In vitro classical conditioning of the turtle eyeblink reflex: approaching cellular mechanisms of acquisition.

The classically conditioned eyeblink reflex is the best studied model for understanding the neural mechanisms that underlie learning and memory. Here, data from an in vitro model of the conditioned eyeblink reflex are summarized with the aim of shedding some light on potential cellular mechanisms that may underlie eyeblink classical conditioning. An isolated brainstem-cerebellum preparation from turtles was developed in which to study the synaptic circuitry of pathways involving the cerebellum, red nucleus and brainstem nuclei. A neural correlate of an eyeblink response recorded in the abducens nerve can be conditioned entirely in vitro by pairing trigeminal and auditory nerve stimulation. Conditioned abducens nerve responses (CRs) are not generated or sustained by unpaired stimuli and their long latencies, on the order of hundreds of milliseconds, support the interpretation that the CRs are not unconditioned responses. Ablation experiments show that CRs can be generated in brainstem preparations lacking a cerebellum or the medulla. However, the timing of the CRs are disrupted by removal of the cerebellar circuitry. Thus, a highly reduced in vitro brainstem preparation demonstrates acquisition of CRs but poor timing features. Recent experiments have focused on elucidating cellular mechanisms for CR acquisition in the brainstem blink circuitry. These studies show that NMDA-mediated synaptic mechanisms are required to generate CRs and that the level of conditioning is associated with the upregulation of GluR4-containing AMPA receptors in the abducens motor nuclei.

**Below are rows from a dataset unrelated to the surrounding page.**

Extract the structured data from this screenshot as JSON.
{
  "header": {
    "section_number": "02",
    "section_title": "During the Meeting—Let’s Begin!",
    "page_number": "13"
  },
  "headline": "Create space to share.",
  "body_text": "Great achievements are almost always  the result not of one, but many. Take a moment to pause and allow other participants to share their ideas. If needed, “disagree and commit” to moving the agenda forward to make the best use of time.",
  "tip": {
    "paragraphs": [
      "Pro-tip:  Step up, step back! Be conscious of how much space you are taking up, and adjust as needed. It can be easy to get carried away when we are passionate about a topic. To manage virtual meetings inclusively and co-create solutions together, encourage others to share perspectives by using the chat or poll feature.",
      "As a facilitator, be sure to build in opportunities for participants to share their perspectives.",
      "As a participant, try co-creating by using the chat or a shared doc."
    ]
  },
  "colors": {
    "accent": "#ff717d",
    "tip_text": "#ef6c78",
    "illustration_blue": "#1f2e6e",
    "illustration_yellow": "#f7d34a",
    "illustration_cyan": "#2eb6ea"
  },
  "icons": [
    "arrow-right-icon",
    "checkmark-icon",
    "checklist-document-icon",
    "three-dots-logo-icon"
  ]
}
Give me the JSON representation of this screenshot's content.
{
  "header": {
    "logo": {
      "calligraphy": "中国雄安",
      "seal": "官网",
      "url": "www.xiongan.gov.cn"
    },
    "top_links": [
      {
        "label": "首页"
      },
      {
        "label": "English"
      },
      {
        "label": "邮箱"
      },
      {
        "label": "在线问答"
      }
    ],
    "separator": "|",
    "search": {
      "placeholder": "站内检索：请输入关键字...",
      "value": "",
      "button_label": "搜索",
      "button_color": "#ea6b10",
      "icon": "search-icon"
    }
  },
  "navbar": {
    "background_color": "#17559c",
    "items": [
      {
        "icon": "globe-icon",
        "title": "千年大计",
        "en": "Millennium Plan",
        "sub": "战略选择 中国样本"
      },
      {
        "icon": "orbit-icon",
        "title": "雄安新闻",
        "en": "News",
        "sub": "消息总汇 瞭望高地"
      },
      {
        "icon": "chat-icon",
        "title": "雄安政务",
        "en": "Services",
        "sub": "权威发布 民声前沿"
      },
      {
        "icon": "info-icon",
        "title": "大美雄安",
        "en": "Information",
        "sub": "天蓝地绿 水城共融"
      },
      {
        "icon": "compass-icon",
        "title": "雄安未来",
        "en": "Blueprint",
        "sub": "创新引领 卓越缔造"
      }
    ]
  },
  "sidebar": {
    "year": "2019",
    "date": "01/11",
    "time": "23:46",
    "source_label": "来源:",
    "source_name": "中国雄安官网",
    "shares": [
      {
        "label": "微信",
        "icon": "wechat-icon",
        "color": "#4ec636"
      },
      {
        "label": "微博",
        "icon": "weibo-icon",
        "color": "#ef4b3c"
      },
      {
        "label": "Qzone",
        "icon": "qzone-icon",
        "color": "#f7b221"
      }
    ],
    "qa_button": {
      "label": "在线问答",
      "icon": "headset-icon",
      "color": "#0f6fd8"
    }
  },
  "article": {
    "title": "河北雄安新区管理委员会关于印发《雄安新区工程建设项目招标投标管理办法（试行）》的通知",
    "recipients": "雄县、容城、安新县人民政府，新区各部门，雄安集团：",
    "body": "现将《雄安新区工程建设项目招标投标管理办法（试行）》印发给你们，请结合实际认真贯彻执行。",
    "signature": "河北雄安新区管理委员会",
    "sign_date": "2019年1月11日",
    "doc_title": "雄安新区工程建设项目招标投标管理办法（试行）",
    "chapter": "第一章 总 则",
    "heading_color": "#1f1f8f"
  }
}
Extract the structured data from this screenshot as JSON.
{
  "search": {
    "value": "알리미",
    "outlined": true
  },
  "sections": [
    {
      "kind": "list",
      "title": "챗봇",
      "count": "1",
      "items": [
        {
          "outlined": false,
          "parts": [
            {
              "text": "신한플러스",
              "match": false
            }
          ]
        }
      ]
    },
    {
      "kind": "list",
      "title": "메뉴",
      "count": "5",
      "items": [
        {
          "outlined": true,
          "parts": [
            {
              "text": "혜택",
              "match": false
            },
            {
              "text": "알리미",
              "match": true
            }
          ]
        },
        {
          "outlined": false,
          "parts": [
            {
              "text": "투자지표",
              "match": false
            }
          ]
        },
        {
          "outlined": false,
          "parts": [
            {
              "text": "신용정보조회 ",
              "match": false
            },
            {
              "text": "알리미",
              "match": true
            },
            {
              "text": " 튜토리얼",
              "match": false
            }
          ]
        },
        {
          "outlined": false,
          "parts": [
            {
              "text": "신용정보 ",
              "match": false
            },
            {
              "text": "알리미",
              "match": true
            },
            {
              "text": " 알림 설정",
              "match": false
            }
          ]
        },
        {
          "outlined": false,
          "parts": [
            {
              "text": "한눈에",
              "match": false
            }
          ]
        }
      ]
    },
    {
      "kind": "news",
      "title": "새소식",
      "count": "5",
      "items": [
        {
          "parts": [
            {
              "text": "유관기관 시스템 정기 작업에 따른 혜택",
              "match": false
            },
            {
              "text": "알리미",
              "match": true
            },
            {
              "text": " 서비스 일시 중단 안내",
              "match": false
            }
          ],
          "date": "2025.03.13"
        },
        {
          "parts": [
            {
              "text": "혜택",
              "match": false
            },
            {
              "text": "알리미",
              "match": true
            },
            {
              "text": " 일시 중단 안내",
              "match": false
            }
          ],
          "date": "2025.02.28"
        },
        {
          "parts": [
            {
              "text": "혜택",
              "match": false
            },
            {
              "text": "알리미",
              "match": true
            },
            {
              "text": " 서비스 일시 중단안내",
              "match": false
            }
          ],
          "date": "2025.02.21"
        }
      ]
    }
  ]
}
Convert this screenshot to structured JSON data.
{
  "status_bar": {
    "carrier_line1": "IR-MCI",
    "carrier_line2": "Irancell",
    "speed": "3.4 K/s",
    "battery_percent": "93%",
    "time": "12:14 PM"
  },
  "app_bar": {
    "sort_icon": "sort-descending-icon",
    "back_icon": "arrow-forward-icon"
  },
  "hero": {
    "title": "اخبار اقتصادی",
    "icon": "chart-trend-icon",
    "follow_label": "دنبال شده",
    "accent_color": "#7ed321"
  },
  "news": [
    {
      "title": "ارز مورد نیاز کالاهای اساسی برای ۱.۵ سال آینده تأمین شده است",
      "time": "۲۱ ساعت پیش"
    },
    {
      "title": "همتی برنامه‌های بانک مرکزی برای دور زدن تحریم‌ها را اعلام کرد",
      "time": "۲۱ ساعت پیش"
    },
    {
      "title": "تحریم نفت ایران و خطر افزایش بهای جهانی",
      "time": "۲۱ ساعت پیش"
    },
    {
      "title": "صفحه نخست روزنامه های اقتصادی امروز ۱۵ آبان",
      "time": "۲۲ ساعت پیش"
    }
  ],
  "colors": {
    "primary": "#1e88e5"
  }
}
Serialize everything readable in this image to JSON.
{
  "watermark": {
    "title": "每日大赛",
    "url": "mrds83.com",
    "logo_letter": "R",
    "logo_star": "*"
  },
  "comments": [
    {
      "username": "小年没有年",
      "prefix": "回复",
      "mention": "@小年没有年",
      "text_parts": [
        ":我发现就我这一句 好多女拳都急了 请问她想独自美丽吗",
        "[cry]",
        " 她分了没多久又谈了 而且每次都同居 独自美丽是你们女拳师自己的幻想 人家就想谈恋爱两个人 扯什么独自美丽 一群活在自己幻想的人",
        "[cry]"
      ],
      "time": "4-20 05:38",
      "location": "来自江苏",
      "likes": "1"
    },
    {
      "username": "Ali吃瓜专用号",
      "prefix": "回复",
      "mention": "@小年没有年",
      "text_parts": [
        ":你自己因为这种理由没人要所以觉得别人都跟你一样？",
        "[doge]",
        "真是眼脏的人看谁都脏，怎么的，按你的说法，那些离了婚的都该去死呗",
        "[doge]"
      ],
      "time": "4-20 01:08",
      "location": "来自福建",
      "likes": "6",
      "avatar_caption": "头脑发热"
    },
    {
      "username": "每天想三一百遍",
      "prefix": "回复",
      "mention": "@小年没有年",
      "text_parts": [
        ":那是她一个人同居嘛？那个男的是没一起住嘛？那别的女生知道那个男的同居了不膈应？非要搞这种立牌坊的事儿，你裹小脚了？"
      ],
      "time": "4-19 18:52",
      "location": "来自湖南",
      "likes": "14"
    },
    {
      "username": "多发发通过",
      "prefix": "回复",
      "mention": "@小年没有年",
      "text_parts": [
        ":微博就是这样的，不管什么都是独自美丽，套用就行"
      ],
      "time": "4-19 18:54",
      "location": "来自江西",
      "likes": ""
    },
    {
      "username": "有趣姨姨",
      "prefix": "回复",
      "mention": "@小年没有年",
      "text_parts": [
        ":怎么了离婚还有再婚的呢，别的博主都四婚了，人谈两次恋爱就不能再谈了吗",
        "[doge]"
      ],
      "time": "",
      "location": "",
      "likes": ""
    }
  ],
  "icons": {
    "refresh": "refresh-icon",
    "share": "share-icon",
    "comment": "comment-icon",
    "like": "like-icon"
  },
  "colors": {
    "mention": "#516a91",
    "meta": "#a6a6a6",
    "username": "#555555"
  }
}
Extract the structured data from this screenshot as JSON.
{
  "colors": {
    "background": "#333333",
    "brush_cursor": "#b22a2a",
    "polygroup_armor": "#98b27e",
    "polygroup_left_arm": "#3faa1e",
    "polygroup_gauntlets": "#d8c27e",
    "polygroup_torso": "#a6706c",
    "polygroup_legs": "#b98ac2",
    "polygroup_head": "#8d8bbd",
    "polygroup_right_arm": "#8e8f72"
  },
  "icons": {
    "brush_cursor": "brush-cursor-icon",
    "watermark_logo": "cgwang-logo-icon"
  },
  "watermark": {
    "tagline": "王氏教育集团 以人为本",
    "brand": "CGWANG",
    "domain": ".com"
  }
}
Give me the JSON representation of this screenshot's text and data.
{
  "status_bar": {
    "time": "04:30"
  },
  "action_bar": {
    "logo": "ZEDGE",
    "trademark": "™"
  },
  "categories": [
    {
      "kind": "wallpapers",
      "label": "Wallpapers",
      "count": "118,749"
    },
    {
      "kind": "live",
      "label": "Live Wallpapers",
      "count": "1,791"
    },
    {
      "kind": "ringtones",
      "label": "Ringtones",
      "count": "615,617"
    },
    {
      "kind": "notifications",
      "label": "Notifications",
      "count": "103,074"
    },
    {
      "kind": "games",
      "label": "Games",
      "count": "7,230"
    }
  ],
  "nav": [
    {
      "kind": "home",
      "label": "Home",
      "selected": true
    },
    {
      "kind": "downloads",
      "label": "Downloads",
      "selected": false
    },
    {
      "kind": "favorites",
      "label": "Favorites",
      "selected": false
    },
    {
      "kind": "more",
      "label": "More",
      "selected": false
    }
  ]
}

Data from immunocytochemistry and physiological experiments using the calcium/calmodulin-dependent protein kinase II (CaMKII) inhibitor KN-93 suggest that CaMKII does not have a key role in mediating the induction or expression of abducens nerve CRs. It is hypothesized that GluR4-containing AMPA receptors in the abducens motor nuclei are targeted to auditory nerve synapses by an NMDA receptor-dependent process to strengthen the CS input during conditioning which results in the generation of CRs. Future studies will examine the synaptic localization of GluR4 and potential signal transduction pathways involved in in vitro conditioning. Moreover, the role feedback loops through the cerebellum and their role in CR timing will be a key issue to address using this preparation.